Manchmal geht es zu schnell
Zwei Stunden 40 Minuten (inklusive zwei Pausen) dauert das Ballett „Clara“. Sehr dicht ist das Szenario, das Marston zusammen mit ihrem bewährten Mitarbeiter, dem englischen Literaten Edward Kemp, entwickelt hat. Auf der Bühne gibt es keine toten Stellen. Höchstens, dass es manchmal zu schnell geht: Das Paar feiert Hochzeit – und schon sind die vielen Kinderlein da. Robert übernimmt das Orchester – und gleich beginnt der Absturz. Am gemächlichsten läuft die Handlung im ersten Akt ab: Da erlebt man nicht nur, wie sich das Ehepaar Wieck streitet und Clara heranwächst. Sondern auch, dass Schumann in Christel, dem Dienstmädchen der Familie Wieck, eine heimliche Geliebte hat, die er dann aufgeben muss. Übrigens: Christel (Francesca Dell’Aria) ist die einzige Tänzerin, die keine Spitzenschuhe trägt, sondern nur Schläppchen.

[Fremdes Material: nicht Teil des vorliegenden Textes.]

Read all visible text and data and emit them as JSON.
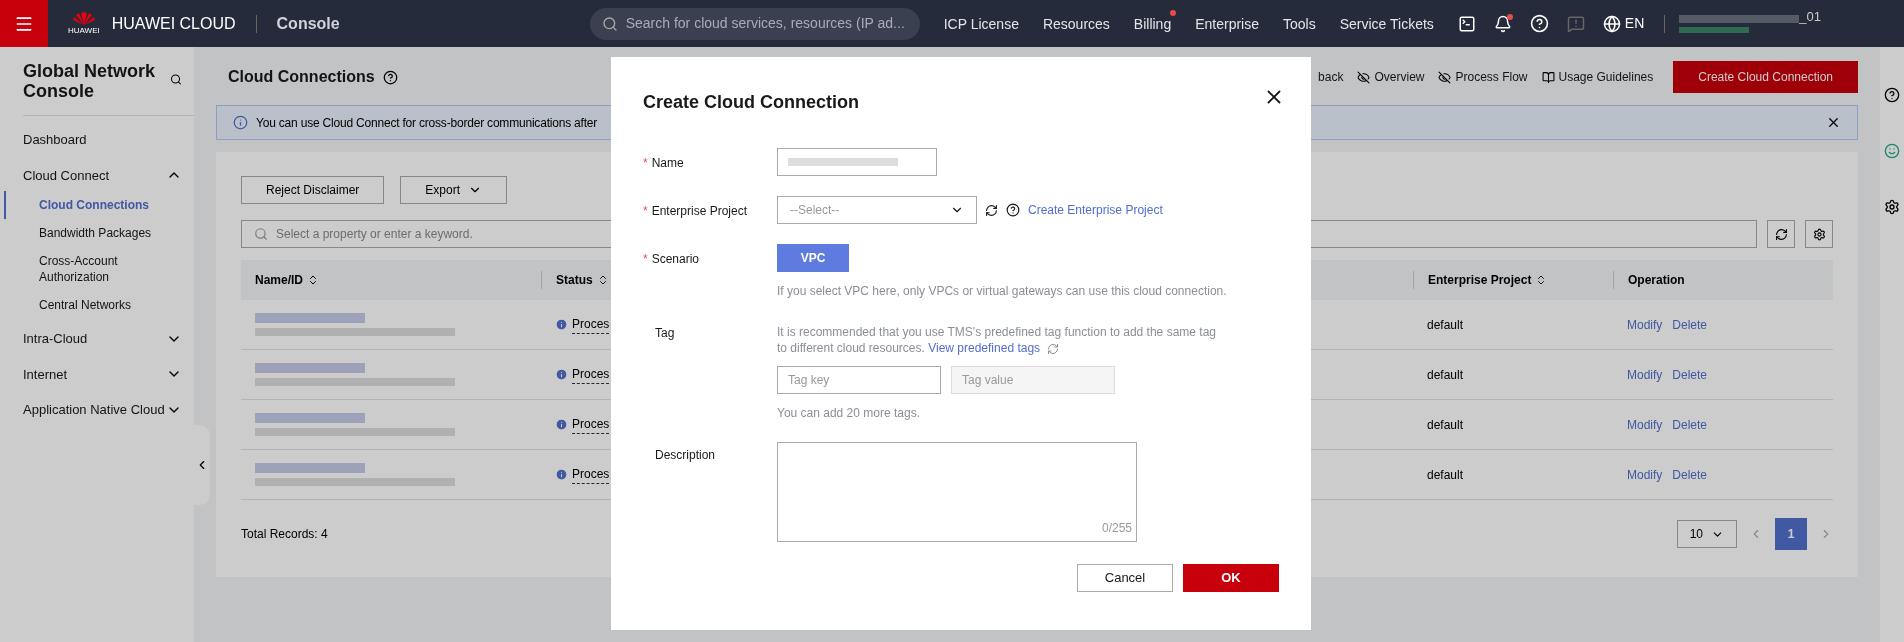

Dreiecksbeziehungen führen zu dramatischen Ballett-Höhepunkten: Clara zwischen Vater und Mutter, Clara zwischen Vater und Geliebtem, Clara im harmonischen Dreieck mit Schumann und Brahms. Dazu kommen überraschend kreativ gestaltete Liebesszenen, zuletzt zwischen Clara und Brahms. Der hat im Ballett zwar die Bühne demonstrativ verlassen, spielte aber in Wirklichkeit eine wichtige Rolle in Claras weiterem Leben. Sie lebte nach Roberts frühem Tod 1856 noch 40 Jahre lang weiter als besorgte Familienfrau, Komponistin und weltweit gefeierte Konzertpianistin.
Alles in allem: Ein faszinierendes Gesamtkunstwerk.